The last bit that interests me about this issue is how much we hear about it in FY2015, FY2016, etc.  As noted in earlier posts, "the mess the other guy left me with" is a tried and true line for making hard sells to the public on necessary action.  History suggests that these shortfalls are directly related to the unpredictability of County revenue, but this particular shortfall, with a new political party in power, may provide a foothold for more drastic cuts down the way.


Howard County teacher Doug Lea has been named to the National Board for Teacher Certification, writes Blair Ames with the Flier.  I had a chance to get to know Doug through the campaign and my HCEA endorsement.  He is one of the truly good guys in local education and I am so happy to see him receive this honor.

Howard County seniors met to discuss the creation of a Master Plan for our County's "aging population", writes Blair Ames (who has had a busy week).  I've always said that any Master Plan for Seniors needs to begin with advocacy for expanded delegation authority for nurses.  Our heavily curtailed practice allowances for RN's and LPN's makes full-spectrum medical care in the home, and not in a nursing facility, too expensive to afford.

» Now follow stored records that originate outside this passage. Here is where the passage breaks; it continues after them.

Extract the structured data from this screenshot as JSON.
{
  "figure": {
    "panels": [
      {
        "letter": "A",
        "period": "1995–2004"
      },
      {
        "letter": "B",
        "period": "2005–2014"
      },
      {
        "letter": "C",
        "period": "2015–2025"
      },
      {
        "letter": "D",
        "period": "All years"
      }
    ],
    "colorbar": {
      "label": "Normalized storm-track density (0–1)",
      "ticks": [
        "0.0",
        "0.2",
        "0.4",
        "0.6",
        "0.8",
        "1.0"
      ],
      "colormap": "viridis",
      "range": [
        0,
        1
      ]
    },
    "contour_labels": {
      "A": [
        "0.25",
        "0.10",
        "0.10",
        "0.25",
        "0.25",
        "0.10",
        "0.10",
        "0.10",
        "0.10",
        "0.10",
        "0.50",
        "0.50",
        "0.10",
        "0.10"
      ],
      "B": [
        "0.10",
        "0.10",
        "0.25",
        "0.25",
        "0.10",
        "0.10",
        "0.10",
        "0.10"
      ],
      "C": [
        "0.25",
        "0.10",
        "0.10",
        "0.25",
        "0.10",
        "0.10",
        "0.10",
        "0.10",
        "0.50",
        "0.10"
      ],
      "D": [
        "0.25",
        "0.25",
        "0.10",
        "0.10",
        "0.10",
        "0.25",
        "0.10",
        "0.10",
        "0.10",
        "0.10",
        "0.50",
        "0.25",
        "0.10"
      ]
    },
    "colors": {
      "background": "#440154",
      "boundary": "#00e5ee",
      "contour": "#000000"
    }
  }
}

Attorney General-elect Brian Frosh's "fight like hell for justice" may bring him nose-to-nose with Governor-elect Hogan, writes Timothy Wheeler with The Sun.  As the article notes, the Governor has a significant advantage in determining how the AG's office is funded and the ability to decline state action under certain circumstances.  Nevertheless, if there is legal room to move, I wouldn't want to be on the other side of a brief filed by AG Frosh.

Meanwhile, the Sun editorial board writes that Comptroller Peter Franchot is in the "cat-bird seat" in relation to Governor-elect Hogan.  He will be the deciding vote between Hogan and Democrat Treasurer Nancy Kopp on the Board of Public Works and has a bully pulpit to rough up Hogan should he find the need to do so.

Featured Blog Post of the Day: HowChow writes that Garbanzo and Gadsby's have closed. I never did get a chance to try the latter.

Have a great Thursday doing what you love!